Reste que la réaction qui consiste à faire systématiquement état de son statut de victime (réelle ou supposée) est loin d’être commune.

Mes lectures du week-end à ce propos dressent un portrait peu flatteur (euphémisme) des personnes concernées.

De fait, si j’en crois la littérature sur le sujet, il semble bien que cette tendance à la victimisation soit un trait de caractère, un profil psychologique indépendant des groupes sociaux et des expériences de celles et ceux qui le développent.

Comprenez : vous pouvez tout à fait être noir et avoir objectivement été victime de racisme sans jamais vous poser en victime et, symétriquement, vous sentir terriblement agressé par le fait qu’une enseigne vende des sacs à dos roses pour les filles.

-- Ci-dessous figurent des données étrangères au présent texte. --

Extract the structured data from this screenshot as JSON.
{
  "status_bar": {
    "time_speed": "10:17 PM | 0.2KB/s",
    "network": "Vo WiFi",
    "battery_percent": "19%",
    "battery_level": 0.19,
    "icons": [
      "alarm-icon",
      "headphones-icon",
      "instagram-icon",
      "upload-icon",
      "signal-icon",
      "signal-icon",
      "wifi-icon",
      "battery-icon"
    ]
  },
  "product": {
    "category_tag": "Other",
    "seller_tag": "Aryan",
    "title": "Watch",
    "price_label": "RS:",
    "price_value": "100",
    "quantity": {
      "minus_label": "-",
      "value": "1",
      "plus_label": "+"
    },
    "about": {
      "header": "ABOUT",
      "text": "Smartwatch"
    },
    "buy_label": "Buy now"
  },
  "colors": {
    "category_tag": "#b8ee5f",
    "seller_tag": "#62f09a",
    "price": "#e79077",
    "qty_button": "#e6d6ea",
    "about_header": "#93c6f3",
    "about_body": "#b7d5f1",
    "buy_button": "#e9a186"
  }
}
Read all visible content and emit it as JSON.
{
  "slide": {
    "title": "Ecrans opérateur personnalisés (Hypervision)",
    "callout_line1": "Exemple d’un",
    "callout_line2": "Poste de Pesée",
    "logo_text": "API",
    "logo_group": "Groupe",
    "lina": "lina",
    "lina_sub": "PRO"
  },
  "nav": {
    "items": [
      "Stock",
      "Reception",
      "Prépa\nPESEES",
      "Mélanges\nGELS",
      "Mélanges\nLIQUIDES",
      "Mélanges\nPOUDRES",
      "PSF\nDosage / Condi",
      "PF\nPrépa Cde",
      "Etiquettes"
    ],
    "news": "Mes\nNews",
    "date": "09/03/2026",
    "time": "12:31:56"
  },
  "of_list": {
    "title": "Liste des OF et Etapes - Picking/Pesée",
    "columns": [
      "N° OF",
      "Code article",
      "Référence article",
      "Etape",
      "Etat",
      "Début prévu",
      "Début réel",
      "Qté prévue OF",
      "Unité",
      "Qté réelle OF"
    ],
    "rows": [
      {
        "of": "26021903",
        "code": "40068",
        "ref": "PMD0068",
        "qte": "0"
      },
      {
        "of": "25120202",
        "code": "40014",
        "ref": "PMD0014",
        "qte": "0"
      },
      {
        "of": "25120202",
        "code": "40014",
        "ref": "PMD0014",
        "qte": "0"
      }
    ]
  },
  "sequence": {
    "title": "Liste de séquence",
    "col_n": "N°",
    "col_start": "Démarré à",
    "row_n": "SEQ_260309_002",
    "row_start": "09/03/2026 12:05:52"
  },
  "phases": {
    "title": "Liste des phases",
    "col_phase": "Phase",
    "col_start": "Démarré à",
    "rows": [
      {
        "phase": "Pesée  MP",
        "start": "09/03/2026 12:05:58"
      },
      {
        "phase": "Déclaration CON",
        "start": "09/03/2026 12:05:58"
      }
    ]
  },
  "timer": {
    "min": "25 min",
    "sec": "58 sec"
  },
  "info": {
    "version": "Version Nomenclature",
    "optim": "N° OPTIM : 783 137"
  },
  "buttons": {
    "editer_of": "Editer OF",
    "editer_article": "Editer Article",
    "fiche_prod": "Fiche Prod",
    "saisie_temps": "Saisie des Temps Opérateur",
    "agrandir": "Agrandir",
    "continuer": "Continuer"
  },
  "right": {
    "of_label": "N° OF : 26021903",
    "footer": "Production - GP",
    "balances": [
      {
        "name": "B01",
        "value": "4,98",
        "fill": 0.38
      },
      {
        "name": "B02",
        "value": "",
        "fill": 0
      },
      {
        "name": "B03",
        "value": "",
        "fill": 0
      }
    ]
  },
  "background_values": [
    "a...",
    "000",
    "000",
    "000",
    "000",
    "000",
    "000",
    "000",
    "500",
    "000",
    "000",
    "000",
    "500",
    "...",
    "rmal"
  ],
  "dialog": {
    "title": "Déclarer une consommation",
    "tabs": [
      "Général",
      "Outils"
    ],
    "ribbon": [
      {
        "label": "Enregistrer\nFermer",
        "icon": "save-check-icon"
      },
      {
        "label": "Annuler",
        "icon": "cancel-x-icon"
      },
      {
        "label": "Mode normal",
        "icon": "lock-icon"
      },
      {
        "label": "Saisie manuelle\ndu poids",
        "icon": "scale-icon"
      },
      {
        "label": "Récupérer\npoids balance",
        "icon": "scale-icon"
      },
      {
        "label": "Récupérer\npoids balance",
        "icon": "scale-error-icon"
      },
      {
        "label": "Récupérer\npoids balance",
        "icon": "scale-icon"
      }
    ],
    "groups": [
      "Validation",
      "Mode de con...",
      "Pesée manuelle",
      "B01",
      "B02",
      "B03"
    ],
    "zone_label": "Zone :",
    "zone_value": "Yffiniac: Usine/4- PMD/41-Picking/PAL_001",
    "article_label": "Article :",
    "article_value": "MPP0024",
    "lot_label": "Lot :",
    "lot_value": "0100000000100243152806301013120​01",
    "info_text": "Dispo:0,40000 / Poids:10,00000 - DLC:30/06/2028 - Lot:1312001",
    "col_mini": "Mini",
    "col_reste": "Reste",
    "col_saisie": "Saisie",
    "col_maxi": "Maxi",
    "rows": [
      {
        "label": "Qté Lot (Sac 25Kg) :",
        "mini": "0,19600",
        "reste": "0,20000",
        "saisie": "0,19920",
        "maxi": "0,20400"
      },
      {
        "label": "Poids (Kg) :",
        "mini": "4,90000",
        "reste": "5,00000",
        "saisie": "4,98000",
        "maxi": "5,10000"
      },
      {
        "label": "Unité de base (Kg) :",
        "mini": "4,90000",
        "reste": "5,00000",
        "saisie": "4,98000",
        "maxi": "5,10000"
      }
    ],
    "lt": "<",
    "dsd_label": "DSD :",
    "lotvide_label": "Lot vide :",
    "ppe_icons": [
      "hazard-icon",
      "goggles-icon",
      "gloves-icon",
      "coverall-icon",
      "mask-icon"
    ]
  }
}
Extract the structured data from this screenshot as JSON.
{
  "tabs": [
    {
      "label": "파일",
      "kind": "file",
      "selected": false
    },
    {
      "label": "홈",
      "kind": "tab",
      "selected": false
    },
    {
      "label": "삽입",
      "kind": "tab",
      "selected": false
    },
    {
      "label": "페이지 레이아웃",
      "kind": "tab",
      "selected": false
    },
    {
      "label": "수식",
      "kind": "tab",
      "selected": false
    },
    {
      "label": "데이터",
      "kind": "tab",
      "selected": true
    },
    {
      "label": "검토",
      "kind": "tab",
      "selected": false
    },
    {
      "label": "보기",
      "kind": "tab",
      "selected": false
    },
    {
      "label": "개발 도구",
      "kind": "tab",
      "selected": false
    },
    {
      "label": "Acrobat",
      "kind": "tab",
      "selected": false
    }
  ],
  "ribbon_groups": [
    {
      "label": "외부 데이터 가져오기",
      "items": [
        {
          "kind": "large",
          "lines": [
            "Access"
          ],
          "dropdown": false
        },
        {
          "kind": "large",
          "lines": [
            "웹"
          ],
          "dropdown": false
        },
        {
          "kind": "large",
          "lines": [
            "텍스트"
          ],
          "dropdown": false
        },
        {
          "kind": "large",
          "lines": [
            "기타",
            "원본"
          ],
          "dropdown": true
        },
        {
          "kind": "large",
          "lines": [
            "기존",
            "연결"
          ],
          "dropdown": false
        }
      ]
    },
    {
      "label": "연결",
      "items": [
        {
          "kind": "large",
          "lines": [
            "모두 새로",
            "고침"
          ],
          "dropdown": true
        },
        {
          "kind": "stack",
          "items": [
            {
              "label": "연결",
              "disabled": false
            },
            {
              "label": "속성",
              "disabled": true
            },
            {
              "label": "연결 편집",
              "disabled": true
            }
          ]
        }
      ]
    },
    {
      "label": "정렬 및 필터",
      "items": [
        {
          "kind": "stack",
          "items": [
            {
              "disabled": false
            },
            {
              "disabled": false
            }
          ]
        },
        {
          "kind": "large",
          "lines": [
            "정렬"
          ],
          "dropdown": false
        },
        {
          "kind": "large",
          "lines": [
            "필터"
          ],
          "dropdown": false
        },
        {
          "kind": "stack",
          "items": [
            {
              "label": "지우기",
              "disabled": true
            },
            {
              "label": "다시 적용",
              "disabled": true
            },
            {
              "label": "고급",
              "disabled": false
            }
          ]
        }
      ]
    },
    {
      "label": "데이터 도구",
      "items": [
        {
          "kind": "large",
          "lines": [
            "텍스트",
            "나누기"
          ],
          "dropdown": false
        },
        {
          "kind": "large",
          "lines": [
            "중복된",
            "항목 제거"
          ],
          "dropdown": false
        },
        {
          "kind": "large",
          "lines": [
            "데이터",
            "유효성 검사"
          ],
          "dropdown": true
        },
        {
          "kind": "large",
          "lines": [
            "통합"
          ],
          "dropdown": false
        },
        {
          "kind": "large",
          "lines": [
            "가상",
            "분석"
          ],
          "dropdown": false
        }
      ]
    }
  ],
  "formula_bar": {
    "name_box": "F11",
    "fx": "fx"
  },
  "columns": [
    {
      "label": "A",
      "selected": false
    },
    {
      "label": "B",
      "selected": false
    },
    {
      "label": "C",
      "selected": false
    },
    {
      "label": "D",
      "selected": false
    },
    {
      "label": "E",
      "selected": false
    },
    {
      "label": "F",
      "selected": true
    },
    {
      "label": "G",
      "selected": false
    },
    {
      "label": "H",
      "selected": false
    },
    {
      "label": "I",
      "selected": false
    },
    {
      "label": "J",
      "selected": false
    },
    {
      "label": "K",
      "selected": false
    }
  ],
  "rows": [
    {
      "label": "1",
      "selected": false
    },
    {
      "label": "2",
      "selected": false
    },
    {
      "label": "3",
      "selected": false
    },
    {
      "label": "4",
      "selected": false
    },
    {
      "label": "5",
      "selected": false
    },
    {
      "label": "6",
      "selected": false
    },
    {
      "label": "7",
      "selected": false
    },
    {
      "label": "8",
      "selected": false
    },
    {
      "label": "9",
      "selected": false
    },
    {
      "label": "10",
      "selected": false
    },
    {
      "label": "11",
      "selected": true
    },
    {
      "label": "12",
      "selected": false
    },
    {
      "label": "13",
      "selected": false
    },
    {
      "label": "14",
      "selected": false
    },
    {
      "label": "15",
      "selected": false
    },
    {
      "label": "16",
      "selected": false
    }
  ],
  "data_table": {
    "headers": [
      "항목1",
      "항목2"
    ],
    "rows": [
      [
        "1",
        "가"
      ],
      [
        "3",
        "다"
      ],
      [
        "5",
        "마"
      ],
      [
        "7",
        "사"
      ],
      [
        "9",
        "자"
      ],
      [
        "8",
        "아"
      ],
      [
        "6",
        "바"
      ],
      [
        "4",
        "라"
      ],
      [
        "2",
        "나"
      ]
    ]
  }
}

En gros, si on résume, c’est ces gens se caractérisent par un fort besoin de reconnaissance (narcissisme), une forme d’élitisme moral, un manque certain d’empathie, une tendance à ruminer leurs rancœurs et une bonne dose de machiavélisme. #Charmants

La « victimisation vertueuse » (i.e. l’art de se poser en victime tout se parant de grandes vertus morales) serait une stratégie plus ou moins consciente visant principalement à acquérir des avantages (matériels ou pas) aux dépens des autres.

Il semble établit que les individus qui présentent les traits de la « triade noire » (narcissisme, machiavélisme et psychopathie… bref, des gens adorables !) sont plus susceptibles de pratiquer la victimisation vertueuse que les autres.

Au-delà des aspects matériels (nous sommes tous prompts à aider les victimes et ce, d’autant plus qu’elles nous semblent vertueuses) la victimisation bien exploitée apporte aussi un mélange de renommée, de légitimité et de prestige moral.

Par ailleurs, la victimisation permet d’acquérir une certaine impunité : si vous avez fait quelque chose de mal, vos bonnes actions passées ne vous seront d’aucun secours mais le statut de victime peut vous sortir d’affaire.

Notez aussi que la victimisation, c’est une compétition : si un groupe accuse le vôtre de quelques méfaits, vous vous défendez en les accusant de quelque chose de pire encore (le « grand remplacement », c’est largement de la compétition victimaire.)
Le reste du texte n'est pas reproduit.